As a fundamental matter, patent laws are designed to promote innovation, not to regulate misconduct. It should be recalled that a patent right does not permit an inventor to engage in particular conduct. Restrictions can be placed on activities related to certain inventions to ensure compliance with other goals. For example, it is common to have regulations governing safety and efficacy of products. These restrictions, however, are generally enforced outside the patent system by separate regulatory mechanisms. While BIO supports the view that the holders of genetic resources and traditional knowledge have the ability to impose conditions on access, the rules to enforce these conditions should not put intellectual property rights at risk.

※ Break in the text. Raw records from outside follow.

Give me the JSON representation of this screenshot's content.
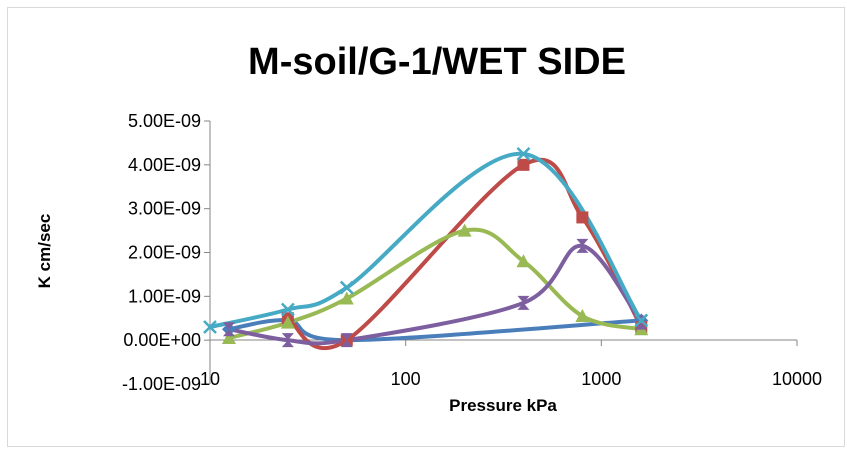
{
  "chart_data": {
    "type": "scatter",
    "title": "M-soil/G-1/WET SIDE",
    "xlabel": "Pressure kPa",
    "ylabel": "K cm/sec",
    "xscale": "log",
    "xlim": [
      10,
      10000
    ],
    "ylim": [
      -1e-09,
      5e-09
    ],
    "x_ticks": [
      {
        "value": 10,
        "label": "10"
      },
      {
        "value": 100,
        "label": "100"
      },
      {
        "value": 1000,
        "label": "1000"
      },
      {
        "value": 10000,
        "label": "10000"
      }
    ],
    "y_ticks": [
      {
        "value": 5e-09,
        "label": "5.00E-09"
      },
      {
        "value": 4e-09,
        "label": "4.00E-09"
      },
      {
        "value": 3e-09,
        "label": "3.00E-09"
      },
      {
        "value": 2e-09,
        "label": "2.00E-09"
      },
      {
        "value": 1e-09,
        "label": "1.00E-09"
      },
      {
        "value": 0,
        "label": "0.00E+00"
      },
      {
        "value": -1e-09,
        "label": "-1.00E-09"
      }
    ],
    "grid": false,
    "smooth": true,
    "series": [
      {
        "color": "#4a7ebb",
        "marker": "diamond",
        "x": [
          12.5,
          25,
          50,
          1600
        ],
        "y": [
          2.5e-10,
          4.5e-10,
          0,
          4.5e-10
        ]
      },
      {
        "color": "#be4b48",
        "marker": "square",
        "x": [
          25,
          50,
          400,
          800,
          1600
        ],
        "y": [
          5e-10,
          0,
          4e-09,
          2.8e-09,
          3e-10
        ]
      },
      {
        "color": "#98b954",
        "marker": "triangle",
        "x": [
          12.5,
          25,
          50,
          200,
          400,
          800,
          1600
        ],
        "y": [
          5e-11,
          4e-10,
          9.5e-10,
          2.5e-09,
          1.8e-09,
          5.5e-10,
          2.5e-10
        ]
      },
      {
        "color": "#7d5fa0",
        "marker": "hourglass",
        "x": [
          12.5,
          25,
          50,
          400,
          800,
          1600
        ],
        "y": [
          2.5e-10,
          0,
          0,
          8.5e-10,
          2.15e-09,
          4e-10
        ]
      },
      {
        "color": "#46aac5",
        "marker": "x",
        "x": [
          10,
          25,
          50,
          400,
          1600
        ],
        "y": [
          3e-10,
          7e-10,
          1.2e-09,
          4.25e-09,
          4.5e-10
        ]
      }
    ]
  }
}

These policies subject valuable patent rights to great uncertainty which will reduce incentives for innovation and create a strong disincentive to utilization of any resources or processes that may relate to biological materials that have a connection to Brazil. This would also have the effect of reducing the generation of potential benefits to be shared with holders of genetic resources and TK in Brazil. Also, the provision is written broadly and may be read to include down-stream inventions that have resulted from some resources or knowledge that may have been accessed by third parties to introduce these resources into streams of commerce. The down-stream inventors may have no knowledge or control of these acts. Such a system would create unacceptable risks for innovative companies in developing new technologies.

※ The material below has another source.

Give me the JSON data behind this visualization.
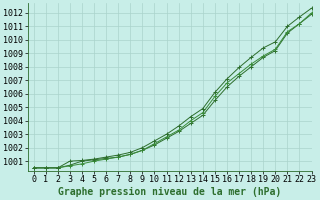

In addition, these provisions raise questions of consistency with Brazil’s obligations under the TRIPs Agreement, which requires that patents be made available for “any inventions … provided that they are new, involve and inventive step and are capable of industrial application.” Providing that availability of patent rights depends on compliance with laws relating to procurement of genetic or biological resources and associated traditional knowledge, which may be starting materials for innovation, appears to be adding a new requirement of patentability which is not permitted by the TRIPS Agreement.

While Articles 132-133 are specific to patents, Article 121 also expressly envisions “nullifying” plant variety protection. This would create uncertainties in valuable plant variety protection rights. Further, similarly as with TRIPS, the draft bill would also raise issues of consistency with Brazil’s obligations as a member of the 1978 Act of the International Convention for the Protection of New Varieties of Plants (“1978 UPOV Act”). The 1978 UPOV Act, Article 6, clearly requires that plant variety protection be granted where the plant variety complies with the four substantive requirements of Article 6(1), which are comparable to the more commonly used terms contained in the 1991 Act of novelty, uniformity, distinctness, and stability, as well as an appropriate variety denomination. Article 6(2) also clearly states that “the grant of protection may not be made subject to conditions other than those set forth above” in Article 6(1). Further, Article 10(4) of the 1978 UPOV Act clarifies that no plant variety protection right can be nullified on grounds other than the four substantive criteria, inability to provide the competent authority with reproductive or propagating material, or failure to pay fees as set forth in Article 10. The grounds for nullification set forth in the draft bill appear to fall outside these permissible grounds. 8

Final Provision Relating to Foreign Genetic Resources

Article 138 states that access to genetic resources originating from other countries and their derivatives must respect the rules of the corresponding countries of origin. While this is stated categorically, it is unclear what the effect of this provision is, other than to show respect for foreign laws. The provision does not indicate any means of enforcement of this provision. Further clarity would be helpful to understand what, if any, requirements may be envisioned as applying in Brazil with respect to this Article.